A report of the Task Force of the Foot Care Interest Group of the American Diabetes Association, with endorsement by the American Association of Clinical Endocrinologists

  1. Andrew J.M. Boulton, MD, FRCP1,2,
  2. David G. Armstrong, DPM, PHD3,
  3. Stephen F. Albert, DPM, CPED4,
  4. Robert G. Frykberg, DPM, MPH5,
  5. Richard Hellman, MD, FACP6,7,
  6. M. Sue Kirkman, MD8,
  7. Lawrence A. Lavery, DPM, MPH9,
  8. Joseph W. LeMaster, MD, MPH10,
  9. Joseph L. Mills, Sr., MD11,
  10. Michael J. Mueller, PT, PHD12,
  11. Peter Sheehan, MD13 and
  12. Dane K. Wukich, MD14
  1. 1Manchester Diabetes Centre, Manchester, U.K
  2. 2Division of Endocrinology, Diabetes & Metabolism, University of Miami School of Medicine, Miami, Florida
  3. 3Dr. William M. Scholl College of Podiatric Medicine at Rosalind Franklin University of Medicine and Science, North Chicago, Illinois
  4. 4Denver Department of Veterans Affairs Medical Center, Denver, Colorado
  5. 5Carl T. Hayden VA Medical Center, Phoenix, Arizona
  6. 6American Association of Clinical Endocrinologists, Jacksonville, Florida
  7. 7Department of Medicine, University of Missouri–Kansas City School of Medicine, Kansas City, Missouri
  8. 8American Diabetes Association, Alexandria, Virginia
  9. 9Department of Surgery, Texas A&M Health Science Center, Temple, Texas
  10. 10Department of Family & Community Medicine, University of Missouri–Columbia School of Medicine, Columbia, Missouri
  11. 11Department of Surgery, University of Arizona Health Sciences Center, Tucson, Arizona
  12. 12Program in Physical Therapy and Department of Radiology, Washington University School of Medicine, St. Louis, Missouri
  13. 13Department of Medicine, Mount Sinai School of Medicine, New York, New York
  14. 14Department of Orthopedic Surgery, University of Pittsburgh Medical Center, Pittsburgh, Pennsylvania
  1. Corresponding author: Andrew J.M. Boulton, aboulton{at}

It is now 10 years since the last technical review on preventative foot care was published (1), which was followed by an American Diabetes Association (ADA) position statement on preventive foot care in diabetes (2). Many studies have been published proposing a range of tests that might usefully identify patients at risk of foot ulceration, creating confusion among practitioners as to which screening tests should be adopted in clinical practice. A task force was therefore assembled by the ADA to address and concisely summarize recent literature in this area and then recommend what should be included in the comprehensive foot exam for adult patients with diabetes. The committee was cochaired by the immediate past and current chairs of the ADA Foot Care Interest Group (A.J.M.B. and D.G.A.), with other panel members representing primary care, orthopedic and vascular surgery, physical therapy, podiatric medicine and surgery, and the American Association of Clinical Endocrinologists.
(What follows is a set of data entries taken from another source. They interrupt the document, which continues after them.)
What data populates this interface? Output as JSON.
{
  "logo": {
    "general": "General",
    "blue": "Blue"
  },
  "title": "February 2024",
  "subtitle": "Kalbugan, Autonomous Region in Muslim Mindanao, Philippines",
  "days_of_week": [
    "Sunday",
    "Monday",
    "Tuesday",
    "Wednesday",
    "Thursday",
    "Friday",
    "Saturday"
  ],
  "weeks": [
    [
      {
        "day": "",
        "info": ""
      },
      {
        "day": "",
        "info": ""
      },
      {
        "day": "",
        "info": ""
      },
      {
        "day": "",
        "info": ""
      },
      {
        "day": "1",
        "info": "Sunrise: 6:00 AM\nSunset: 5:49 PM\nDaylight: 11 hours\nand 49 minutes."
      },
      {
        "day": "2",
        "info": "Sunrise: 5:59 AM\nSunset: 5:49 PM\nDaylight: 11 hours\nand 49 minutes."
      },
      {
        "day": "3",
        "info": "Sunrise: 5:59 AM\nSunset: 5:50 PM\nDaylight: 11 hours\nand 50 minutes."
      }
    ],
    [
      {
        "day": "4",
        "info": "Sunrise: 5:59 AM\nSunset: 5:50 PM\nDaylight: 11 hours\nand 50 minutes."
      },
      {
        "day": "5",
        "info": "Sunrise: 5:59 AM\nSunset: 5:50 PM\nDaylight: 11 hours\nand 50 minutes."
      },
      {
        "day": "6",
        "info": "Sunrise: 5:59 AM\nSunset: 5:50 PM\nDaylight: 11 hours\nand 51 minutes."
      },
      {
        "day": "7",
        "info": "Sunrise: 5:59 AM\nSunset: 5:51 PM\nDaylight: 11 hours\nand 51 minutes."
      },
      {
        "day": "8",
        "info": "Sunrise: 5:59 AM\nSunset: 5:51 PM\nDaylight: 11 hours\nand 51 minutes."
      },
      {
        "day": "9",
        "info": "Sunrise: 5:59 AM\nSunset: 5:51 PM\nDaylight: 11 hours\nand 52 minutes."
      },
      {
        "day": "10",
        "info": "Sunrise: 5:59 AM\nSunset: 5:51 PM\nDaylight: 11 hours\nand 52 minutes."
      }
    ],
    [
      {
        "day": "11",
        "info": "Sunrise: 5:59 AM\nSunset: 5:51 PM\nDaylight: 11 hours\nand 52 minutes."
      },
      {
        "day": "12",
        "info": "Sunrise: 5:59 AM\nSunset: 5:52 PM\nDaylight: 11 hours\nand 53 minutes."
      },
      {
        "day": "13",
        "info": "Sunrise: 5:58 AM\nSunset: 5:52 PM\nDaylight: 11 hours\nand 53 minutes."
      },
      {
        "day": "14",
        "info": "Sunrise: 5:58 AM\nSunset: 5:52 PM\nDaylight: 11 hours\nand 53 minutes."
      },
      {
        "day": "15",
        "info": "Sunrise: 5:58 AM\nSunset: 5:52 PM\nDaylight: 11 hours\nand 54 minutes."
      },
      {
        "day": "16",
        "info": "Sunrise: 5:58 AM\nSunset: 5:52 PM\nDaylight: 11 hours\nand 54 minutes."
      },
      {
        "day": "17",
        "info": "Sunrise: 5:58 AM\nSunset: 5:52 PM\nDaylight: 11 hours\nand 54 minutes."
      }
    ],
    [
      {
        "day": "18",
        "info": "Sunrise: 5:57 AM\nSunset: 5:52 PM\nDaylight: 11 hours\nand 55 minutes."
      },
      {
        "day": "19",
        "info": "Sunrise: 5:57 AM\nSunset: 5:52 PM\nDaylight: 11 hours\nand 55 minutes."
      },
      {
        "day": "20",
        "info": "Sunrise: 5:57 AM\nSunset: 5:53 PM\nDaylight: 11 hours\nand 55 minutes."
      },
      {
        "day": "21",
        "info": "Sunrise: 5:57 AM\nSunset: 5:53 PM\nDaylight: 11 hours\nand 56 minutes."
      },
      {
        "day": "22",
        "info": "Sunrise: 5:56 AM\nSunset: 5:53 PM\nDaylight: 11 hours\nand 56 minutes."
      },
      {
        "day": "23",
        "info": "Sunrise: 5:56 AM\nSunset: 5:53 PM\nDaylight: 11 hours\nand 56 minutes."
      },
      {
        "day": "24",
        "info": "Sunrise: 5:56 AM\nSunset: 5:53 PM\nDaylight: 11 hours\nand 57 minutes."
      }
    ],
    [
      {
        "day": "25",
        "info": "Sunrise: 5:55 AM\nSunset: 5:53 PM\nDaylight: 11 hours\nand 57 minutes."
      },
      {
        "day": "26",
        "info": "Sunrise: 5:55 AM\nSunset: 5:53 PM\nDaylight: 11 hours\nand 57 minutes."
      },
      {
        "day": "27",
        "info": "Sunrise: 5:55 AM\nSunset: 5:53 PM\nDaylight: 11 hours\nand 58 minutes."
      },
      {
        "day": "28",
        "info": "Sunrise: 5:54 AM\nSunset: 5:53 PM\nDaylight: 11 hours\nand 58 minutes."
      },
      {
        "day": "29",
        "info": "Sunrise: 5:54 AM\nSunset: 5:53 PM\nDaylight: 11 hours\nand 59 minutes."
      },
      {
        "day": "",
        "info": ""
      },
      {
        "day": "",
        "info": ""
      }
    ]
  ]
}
The lifetime risk of a person with diabetes developing a foot ulcer may be as high as 25%, whereas the annual incidence of foot ulcers is ∼2% (37). Up to 50% of older patients with type 2 diabetes have one or more risk factors for foot ulceration (3,6). A number of component causes, most importantly peripheral neuropathy, interact to complete the causal pathway to foot ulceration (1,35). A list of the principal contributory factors that might result in foot ulcer development is provided in Table 1.

Table 1—

Risk factors for foot ulcers

The most common triad of causes that interact and ultimately result in ulceration has been identified as neuropathy, deformity, and trauma (5). As identification of those patients at risk of foot problems is the first step in preventing such complications, this report will focus on key components of the foot exam.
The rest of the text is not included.